The concentration required for good sanitizing action is really pretty low. The state of Kansas, for example, requires restaurants to use 100 ppm for dishwashers with a cool-water sanitize step (that’s roughly two teaspoons of bleach per gallon or 3.8 liters). The University of Montana state-extension Website recommends 50 ppm for household sanitation of dishes and 100 ppm for sanitizing counter-tops and appliances. Cleaning is another issue — concentrations from 6–12 ounces per gallon (47–94 mL per liter) of water are more common. When I add bleach to caustic, I add about 12 ounces (355 mL) of bleach to two gallons (7.6 L) of a 2% caustic solution. That’s one potent cleaner!
Dear Mr. Wizard,
I use iodophor to sterilize and mix it according to the directions on the bottle. Do you have to rinse after you sterilize with it? I never have and I’ve never had any off-flavors, but I wonder if it is slowly eating away my insides.
Mr. Wizard replies:
Iodophor is a very effective sanitizer and, unlike bleach, can safely be used as a no-rinse sanitizer without adversely affecting the flavor of your beer. The recommended concentration of iodophor is 25 parts per million. Most iodophors are diluted so that the typical use rate is somewhere around 0.1 ounce per gallon (7.8 mL per liter). They are always labeled with instructions giving suggested usage rates. If you use it at this concentration and allow your equipment to properly drain, you will be in good shape. Iodophor does have a flavor and, when used at higher-than-recommended strengths, it can impart an iodine flavor to beer — especially if it is not drained from the equipment surface.

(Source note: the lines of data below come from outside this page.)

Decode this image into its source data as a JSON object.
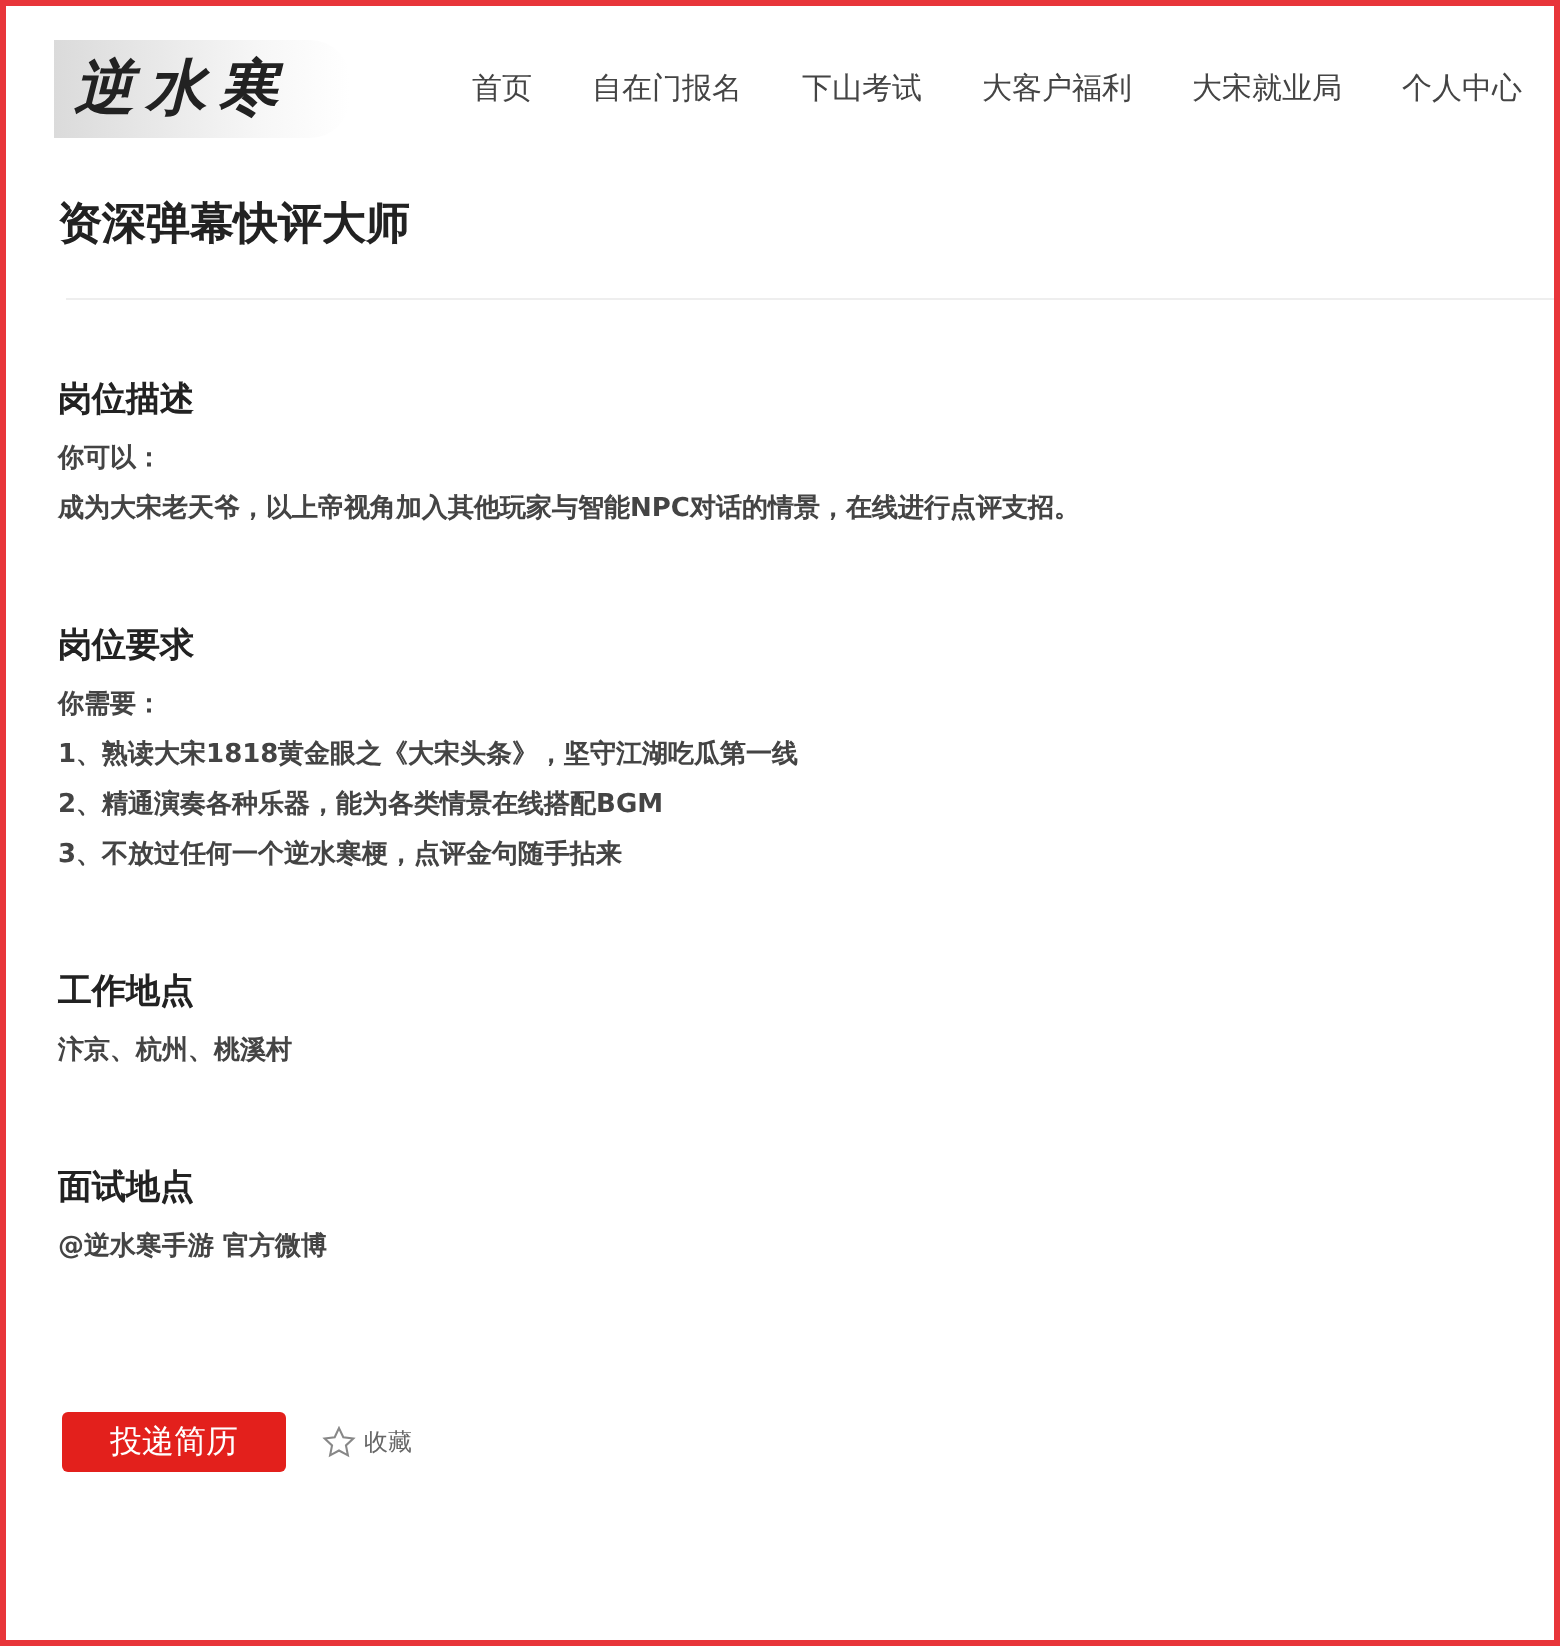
{
  "logo": "逆水寒",
  "nav": [
    "首页",
    "自在门报名",
    "下山考试",
    "大客户福利",
    "大宋就业局",
    "个人中心"
  ],
  "title": "资深弹幕快评大师",
  "sections": [
    {
      "heading": "岗位描述",
      "lines": [
        "你可以：",
        "成为大宋老天爷，以上帝视角加入其他玩家与智能NPC对话的情景，在线进行点评支招。"
      ]
    },
    {
      "heading": "岗位要求",
      "lines": [
        "你需要：",
        "1、熟读大宋1818黄金眼之《大宋头条》，坚守江湖吃瓜第一线",
        "2、精通演奏各种乐器，能为各类情景在线搭配BGM",
        "3、不放过任何一个逆水寒梗，点评金句随手拈来"
      ]
    },
    {
      "heading": "工作地点",
      "lines": [
        "汴京、杭州、桃溪村"
      ]
    },
    {
      "heading": "面试地点",
      "lines": [
        "@逆水寒手游 官方微博"
      ]
    }
  ],
  "apply_button": "投递简历",
  "favorite": {
    "label": "收藏",
    "selected": false
  }
}
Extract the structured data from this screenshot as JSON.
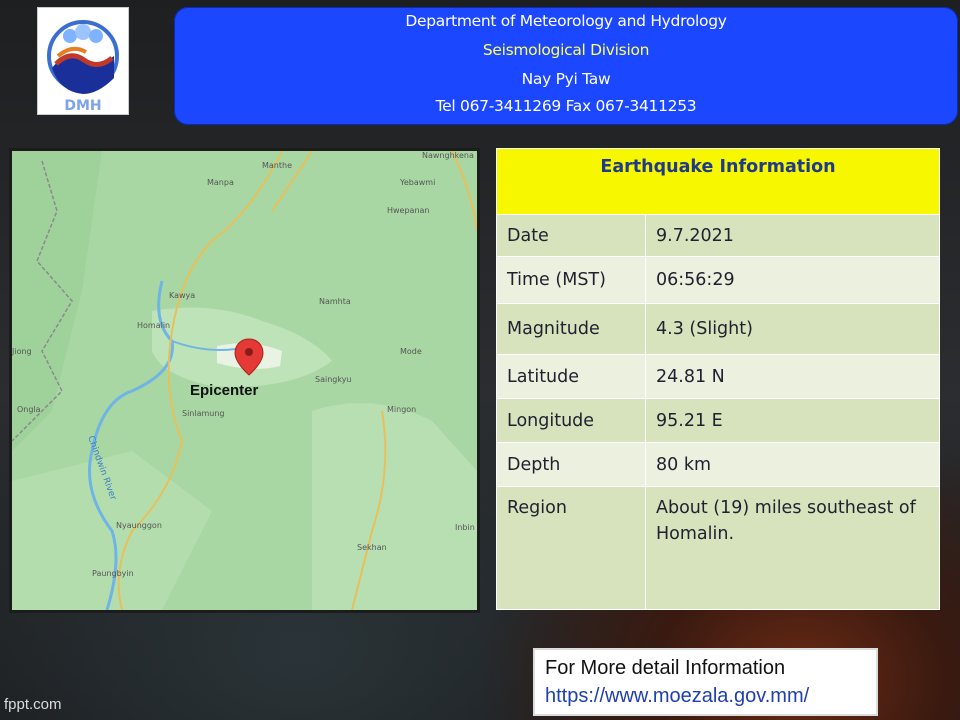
{
  "logo": {
    "text": "DMH"
  },
  "header": {
    "line1": "Department of Meteorology and Hydrology",
    "line2": "Seismological Division",
    "line3": "Nay Pyi Taw",
    "line4": "Tel 067-3411269 Fax 067-3411253",
    "background_color": "#1a47ff"
  },
  "map": {
    "epicenter_label": "Epicenter",
    "river_label": "Chindwin River",
    "places": {
      "manthe": "Manthe",
      "nawnghkena": "Nawnghkena",
      "manpa": "Manpa",
      "yebawmi": "Yebawmi",
      "hwepanan": "Hwepanan",
      "kawya": "Kawya",
      "namhta": "Namhta",
      "homalin": "Homalin",
      "mode": "Mode",
      "jiong": "Jiong",
      "saingkyu": "Saingkyu",
      "ongla": "Ongla",
      "sinlamung": "Sinlamung",
      "mingon": "Mingon",
      "sekhan": "Sekhan",
      "inbin": "Inbin",
      "nyaunggon": "Nyaunggon",
      "paungbyin": "Paungbyin"
    }
  },
  "info": {
    "title": "Earthquake Information",
    "rows": [
      {
        "key": "Date",
        "value": "9.7.2021"
      },
      {
        "key": "Time (MST)",
        "value": "06:56:29"
      },
      {
        "key": "Magnitude",
        "value": "4.3 (Slight)"
      },
      {
        "key": "Latitude",
        "value": "24.81 N"
      },
      {
        "key": "Longitude",
        "value": "95.21 E"
      },
      {
        "key": "Depth",
        "value": "80 km"
      },
      {
        "key": "Region",
        "value": "About (19) miles southeast of Homalin."
      }
    ]
  },
  "more": {
    "line1": "For More detail Information",
    "link": "https://www.moezala.gov.mm/"
  },
  "footer": {
    "brand": "fppt.com"
  }
}
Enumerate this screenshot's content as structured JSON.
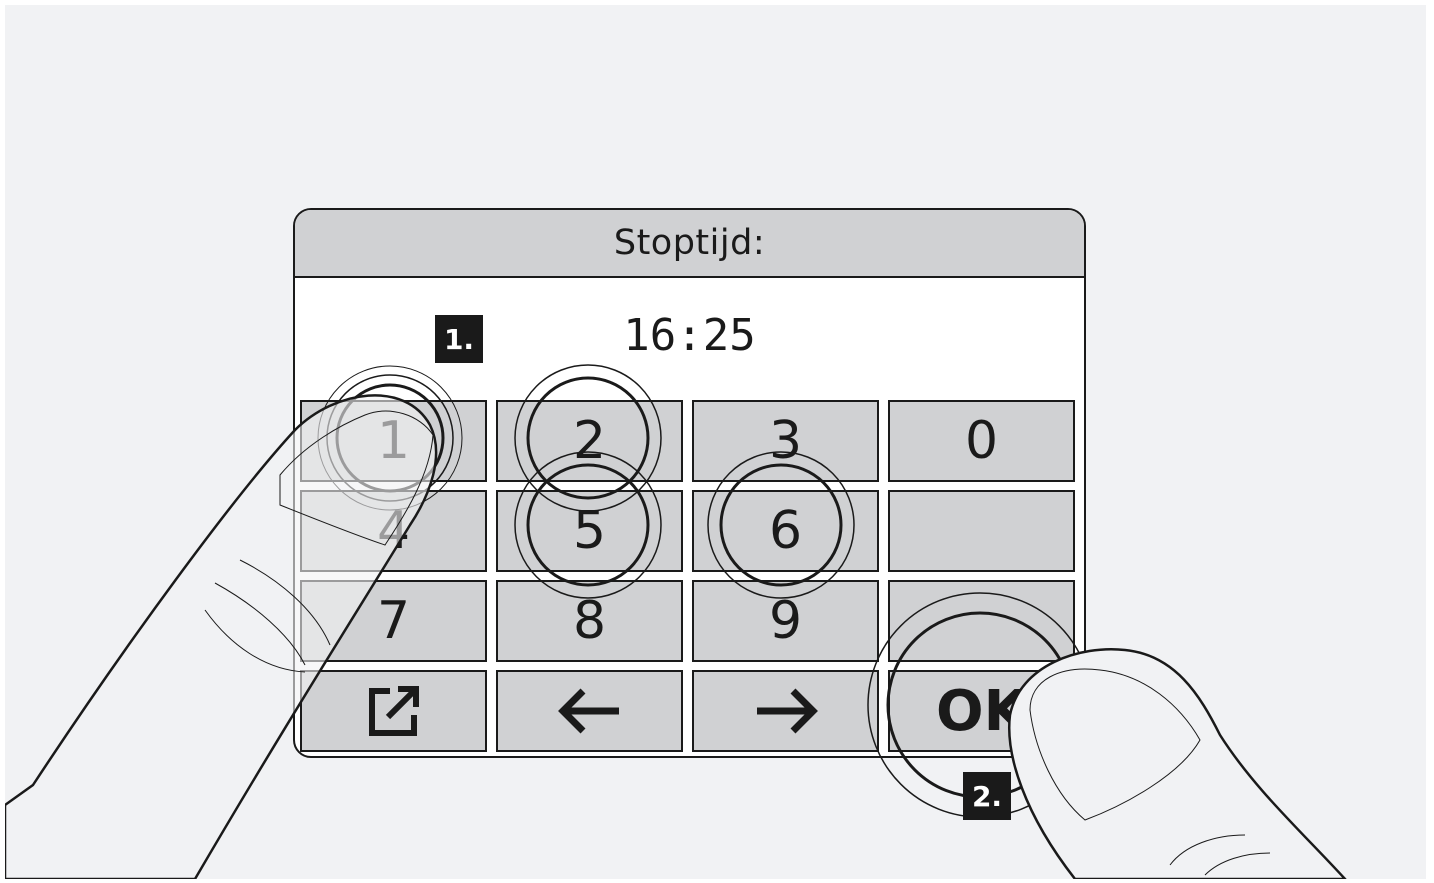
{
  "screen": {
    "title": "Stoptijd:",
    "value": "16:25"
  },
  "keypad": {
    "keys": [
      {
        "label": "1",
        "name": "key-1"
      },
      {
        "label": "2",
        "name": "key-2"
      },
      {
        "label": "3",
        "name": "key-3"
      },
      {
        "label": "0",
        "name": "key-0"
      },
      {
        "label": "4",
        "name": "key-4"
      },
      {
        "label": "5",
        "name": "key-5"
      },
      {
        "label": "6",
        "name": "key-6"
      },
      {
        "label": "",
        "name": "key-blank-1"
      },
      {
        "label": "7",
        "name": "key-7"
      },
      {
        "label": "8",
        "name": "key-8"
      },
      {
        "label": "9",
        "name": "key-9"
      },
      {
        "label": "",
        "name": "key-blank-2"
      },
      {
        "label": "",
        "name": "key-exit",
        "icon": "exit-icon"
      },
      {
        "label": "",
        "name": "key-left",
        "icon": "arrow-left-icon"
      },
      {
        "label": "",
        "name": "key-right",
        "icon": "arrow-right-icon"
      },
      {
        "label": "OK",
        "name": "key-ok"
      }
    ]
  },
  "steps": {
    "step1": "1.",
    "step2": "2."
  },
  "colors": {
    "background": "#f1f2f4",
    "key_fill": "#d0d1d3",
    "outline": "#1a1a1a",
    "badge": "#1a1a1a"
  }
}
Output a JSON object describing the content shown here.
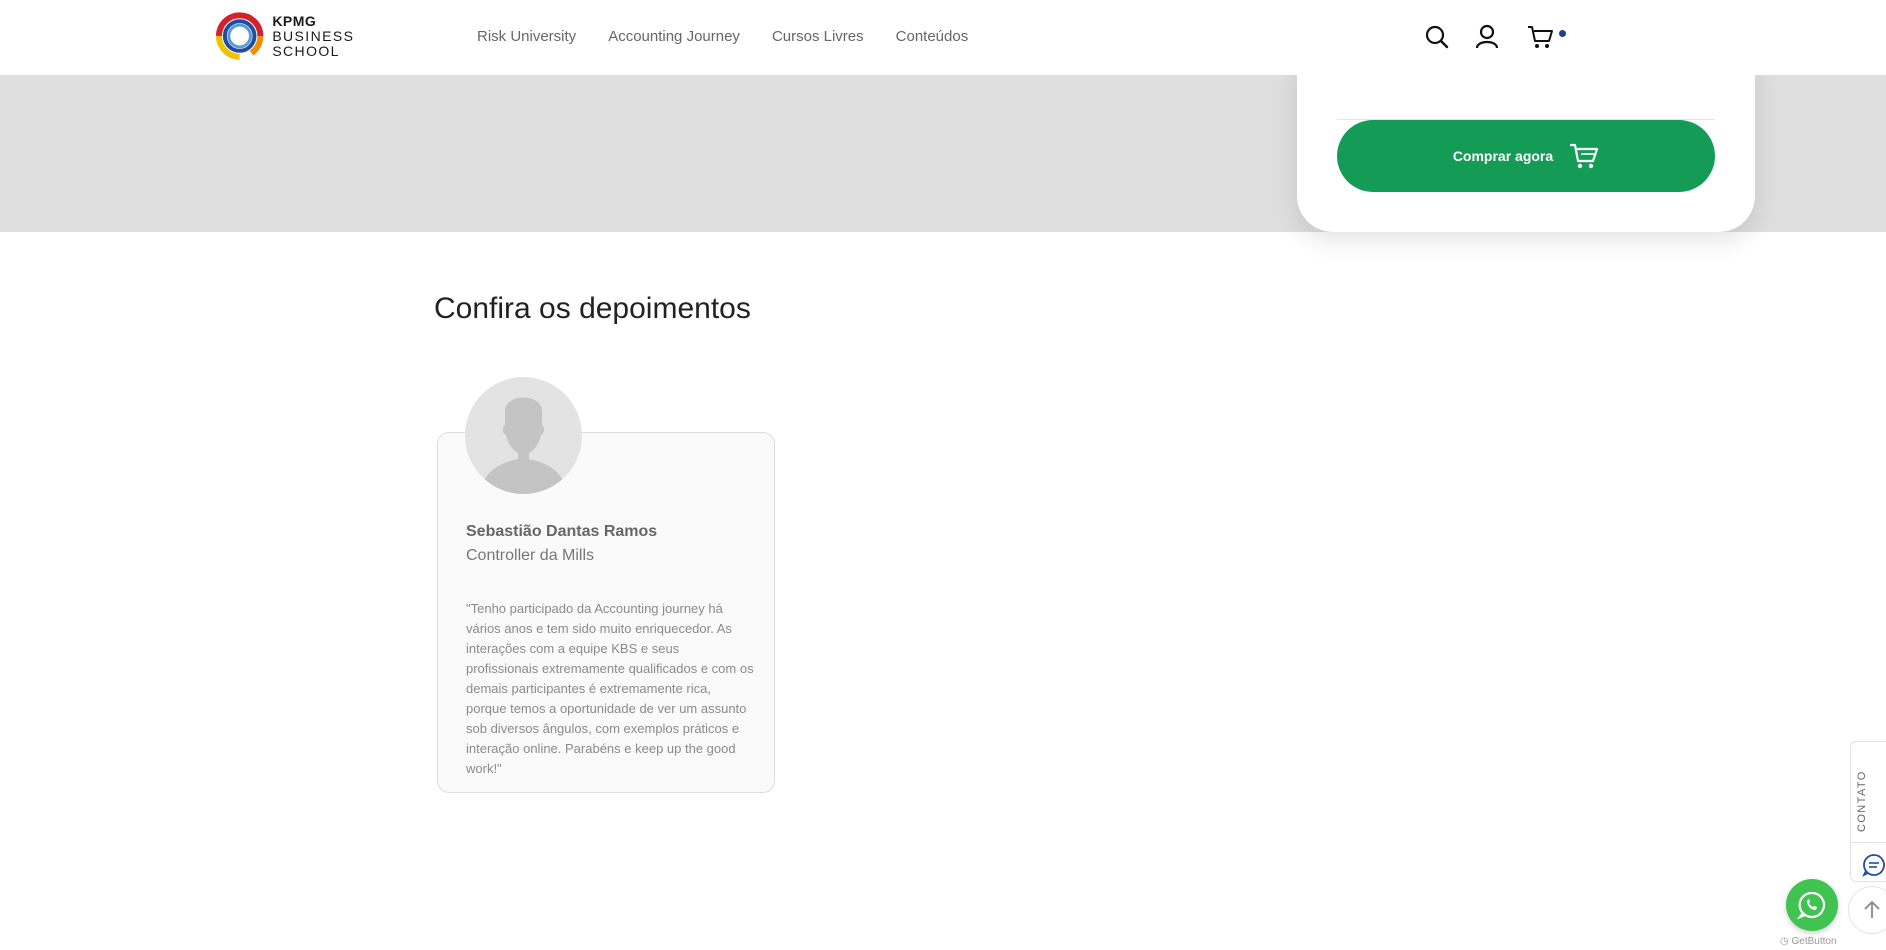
{
  "header": {
    "logo": {
      "line1": "KPMG",
      "line2": "BUSINESS SCHOOL"
    },
    "nav": [
      "Risk University",
      "Accounting Journey",
      "Cursos Livres",
      "Conteúdos"
    ],
    "icons": [
      "search-icon",
      "user-icon",
      "cart-icon"
    ]
  },
  "buy_card": {
    "button_label": "Comprar agora",
    "button_color": "#149c56"
  },
  "testimonials": {
    "title": "Confira os depoimentos",
    "items": [
      {
        "name": "Sebastião Dantas Ramos",
        "role": "Controller da Mills",
        "quote": "\"Tenho participado da Accounting journey há vários anos e tem sido muito enriquecedor. As interações com a equipe KBS e seus profissionais extremamente qualificados e com os demais participantes é extremamente rica, porque temos a oportunidade de ver um assunto sob diversos ângulos, com exemplos práticos e interação online. Parabéns e keep up the good work!\""
      }
    ]
  },
  "floating": {
    "contato_label": "CONTATO",
    "getbutton_label": "GetButton",
    "whatsapp_color": "#40c351"
  }
}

Excessive iodine intake (extended consumption of about 0.75 milligrams per day) can cause iodine goiter, a condition characterized by enlargement of the thyroid gland. One ounce of a 25 ppm iodophor solution contains 0.75 milligrams of iodine. To leave that much sanitizer on your equipment would correspond to very careless technique. In addition, your beer would taste objectionable and the off-flavor would be a good warning sign to pay attention to your sanitation procedures. I suppose the flip side is that if you had 1/10th of an ounce (which is still a pretty fair volume) of residual on beer bottles and drank 10 beers per day you could have the same effect.